The Xtreme Notebooks 917V Accelerator earned the frame-rate crown on our gaming tests, posting higher frame rates than the Alienware Area-51 m9750, which featured the same graphics cards, and the Dell XPS M1730, which included two of Nvidia's latest Nvidia GeForce 8700M GT cards. The 917V Accelerator displayed a chart-topping 110.6 frames per second while playing Quake 4 at 1,024x768 resolution. It continued to dominate while playing F.E.A.R. at the same resolution, posting 139fps. However, its leads over the second-place finisher were small (10fps on Quake 4, 6fps on F.E.A.R.), so we're not entirely sure that its gaming performance alone can justify the 917V Accelerator's high price tag, particularly as more DirectX 10 games become available.

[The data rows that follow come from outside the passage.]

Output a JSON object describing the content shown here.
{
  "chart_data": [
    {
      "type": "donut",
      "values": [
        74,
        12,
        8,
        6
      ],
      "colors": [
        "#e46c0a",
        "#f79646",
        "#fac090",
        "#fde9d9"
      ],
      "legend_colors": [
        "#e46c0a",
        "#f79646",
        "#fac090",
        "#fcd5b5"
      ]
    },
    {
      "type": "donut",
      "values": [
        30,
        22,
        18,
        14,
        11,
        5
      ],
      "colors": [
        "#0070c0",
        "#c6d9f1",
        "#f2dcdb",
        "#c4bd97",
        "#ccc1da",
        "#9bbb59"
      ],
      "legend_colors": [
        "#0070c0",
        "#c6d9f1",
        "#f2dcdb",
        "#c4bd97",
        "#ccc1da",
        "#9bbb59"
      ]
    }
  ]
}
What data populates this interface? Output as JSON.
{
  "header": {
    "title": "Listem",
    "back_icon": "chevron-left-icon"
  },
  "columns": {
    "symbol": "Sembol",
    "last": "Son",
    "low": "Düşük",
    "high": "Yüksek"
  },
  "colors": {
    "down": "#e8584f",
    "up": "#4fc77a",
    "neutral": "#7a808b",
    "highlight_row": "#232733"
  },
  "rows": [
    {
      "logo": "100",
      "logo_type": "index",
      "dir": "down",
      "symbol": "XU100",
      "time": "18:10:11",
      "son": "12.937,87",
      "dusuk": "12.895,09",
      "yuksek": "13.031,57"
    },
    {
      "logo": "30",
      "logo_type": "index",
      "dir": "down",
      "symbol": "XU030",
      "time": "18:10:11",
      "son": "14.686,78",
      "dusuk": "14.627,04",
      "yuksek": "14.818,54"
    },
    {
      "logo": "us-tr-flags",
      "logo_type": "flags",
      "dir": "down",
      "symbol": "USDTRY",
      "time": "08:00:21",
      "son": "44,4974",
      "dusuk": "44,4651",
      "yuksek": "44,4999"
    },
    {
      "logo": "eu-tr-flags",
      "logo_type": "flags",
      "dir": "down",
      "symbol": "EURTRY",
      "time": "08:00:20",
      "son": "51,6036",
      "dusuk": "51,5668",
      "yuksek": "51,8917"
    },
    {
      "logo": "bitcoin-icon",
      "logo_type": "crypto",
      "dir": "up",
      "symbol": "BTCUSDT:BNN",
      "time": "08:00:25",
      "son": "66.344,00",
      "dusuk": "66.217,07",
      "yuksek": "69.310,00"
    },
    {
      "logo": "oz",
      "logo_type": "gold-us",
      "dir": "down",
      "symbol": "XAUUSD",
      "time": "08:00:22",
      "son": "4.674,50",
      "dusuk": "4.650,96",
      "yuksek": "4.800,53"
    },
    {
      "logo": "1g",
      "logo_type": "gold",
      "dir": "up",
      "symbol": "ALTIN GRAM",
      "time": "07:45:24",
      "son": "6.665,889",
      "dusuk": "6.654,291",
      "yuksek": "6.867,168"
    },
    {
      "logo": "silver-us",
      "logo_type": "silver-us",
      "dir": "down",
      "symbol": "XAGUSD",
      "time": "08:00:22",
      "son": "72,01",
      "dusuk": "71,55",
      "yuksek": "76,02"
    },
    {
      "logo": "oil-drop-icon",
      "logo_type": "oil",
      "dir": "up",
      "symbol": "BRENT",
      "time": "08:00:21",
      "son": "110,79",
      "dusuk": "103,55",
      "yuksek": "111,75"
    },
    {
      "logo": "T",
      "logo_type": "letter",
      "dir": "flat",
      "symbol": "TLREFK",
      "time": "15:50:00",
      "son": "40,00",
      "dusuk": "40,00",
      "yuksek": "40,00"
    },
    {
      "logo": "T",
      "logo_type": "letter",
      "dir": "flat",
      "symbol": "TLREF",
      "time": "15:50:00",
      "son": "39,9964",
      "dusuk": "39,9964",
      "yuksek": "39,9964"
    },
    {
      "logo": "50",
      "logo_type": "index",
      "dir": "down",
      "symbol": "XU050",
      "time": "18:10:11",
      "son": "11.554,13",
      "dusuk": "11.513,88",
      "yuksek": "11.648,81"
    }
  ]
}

What you gain in performance, you lose in battery life: The 917V Accelerator's desktop processor reduced its battery life to just 43 minutes on our DVD battery drain test. The Dell XPS M1730's mobile processor, meanwhile, ran for 1 hour and 27 minutes. Nevertheless, we hardly expect a system of this size to spend much time at all away from the power outlet. Should you actually want to carry the 917V Accelerator around, you'll have to schlep its 3-pound power brick--the size of an actual brick--with you.
All Xtreme computers come with a one-year parts-and-labor warranty as well as 24-7 toll-free phone support. Available upgrades extend coverage up to three years and include LCD damage protection. There's not much support to be found on the company's site, though there are driver downloads and a user forum.